Razzaghi Mohammad Reza, Mazloomfard Mohammad Mohsen, Yavar Mahmoud, Malekian Sheida, Mousapour Pouria
LASER Application in Medical Sciences Research Center (LAMSRC), Shahid Beheshti University of Medical Sciences.
Department of Internal Medicine, Tajrish Hospital, Shahid Beheshti University of Medical Sciences.
Urol J. 2021 Apr 11;18(4):460-465. doi: 10.22037/uj.v18i.6319.
To evaluate the safety and efficacy of holmium LASER resection of the bladder tumor (HoLRBT) vs. transurethral resection of bladder tumor (TURBT) as the first treatment modality for non-muscle-invasive bladder cancer (NMIBC).
Eighty-eight patients with primary non-muscle invasive bladder cancer were allocated randomly in two groups who were treated with HoLRBT or TURBT. The intraoperative and postoperative characteristics and complications of the HoLRBT and TURBT groups were compared. The data of operation time, obturator nerve reflex rate, bladder perforation, bladder irrigation, catheterization time, hospital stay, and 1, 3, 6, 12, 18 months recurrence free survivals were considered in two groups.
There was not significant difference in operative duration among the two groups. Compared with the TURBT group, HoLRBT group had less intraoperative and postoperative complications, including obturator nerve reflex, transient hematuria and postoperative bladder irritation. There were no significant differences among the two groups in the transfusion rate and occurrence of urethral strictures. Patients in the HoLRBT group had less catheterization and hospitalization time in comparison to those in the TURBT group. There were no significant differences in the overall recurrence rate among the TURBT and HoLRBT groups.

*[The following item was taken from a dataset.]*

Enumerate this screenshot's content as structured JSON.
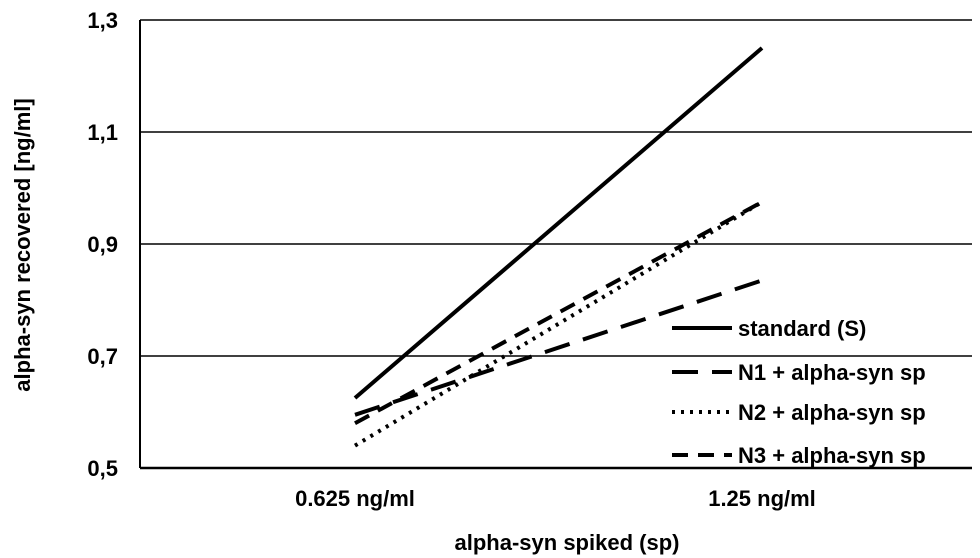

HoLRBT can be regarded as a safe and efficient method with several advantages over TURBT. HoLRBT can be used as an alternative procedure for TURBT in patients with non-muscle invasive bladder cancer.
评估钬激光膀胱肿瘤切除术(HoLRBT)与经尿道膀胱肿瘤切除术(TURBT)作为非肌层浸润性膀胱癌(NMIBC)的首选治疗方式的安全性和有效性。
88例原发性非肌层浸润性膀胱癌患者被随机分为两组,分别接受HoLRBT或TURBT治疗。比较HoLRBT组和TURBT组的术中、术后特征及并发症。两组均考虑手术时间、闭孔神经反射率、膀胱穿孔、膀胱冲洗、导尿时间、住院时间以及1、3、6、12、18个月无复发生存率的数据。
两组手术持续时间无显著差异。与TURBT组相比,HoLRBT组术中及术后并发症较少,包括闭孔神经反射、短暂性血尿和术后膀胱刺激症状。两组在输血率和尿道狭窄发生率方面无显著差异。与TURBT组相比,HoLRBT组患者的导尿和住院时间更短。TURBT组和HoLRBT组的总体复发率无显著差异。
HoLRBT可被视为一种安全有效的方法,与TURBT相比具有多项优势。HoLRBT可作为非肌层浸润性膀胱癌患者TURBT的替代手术。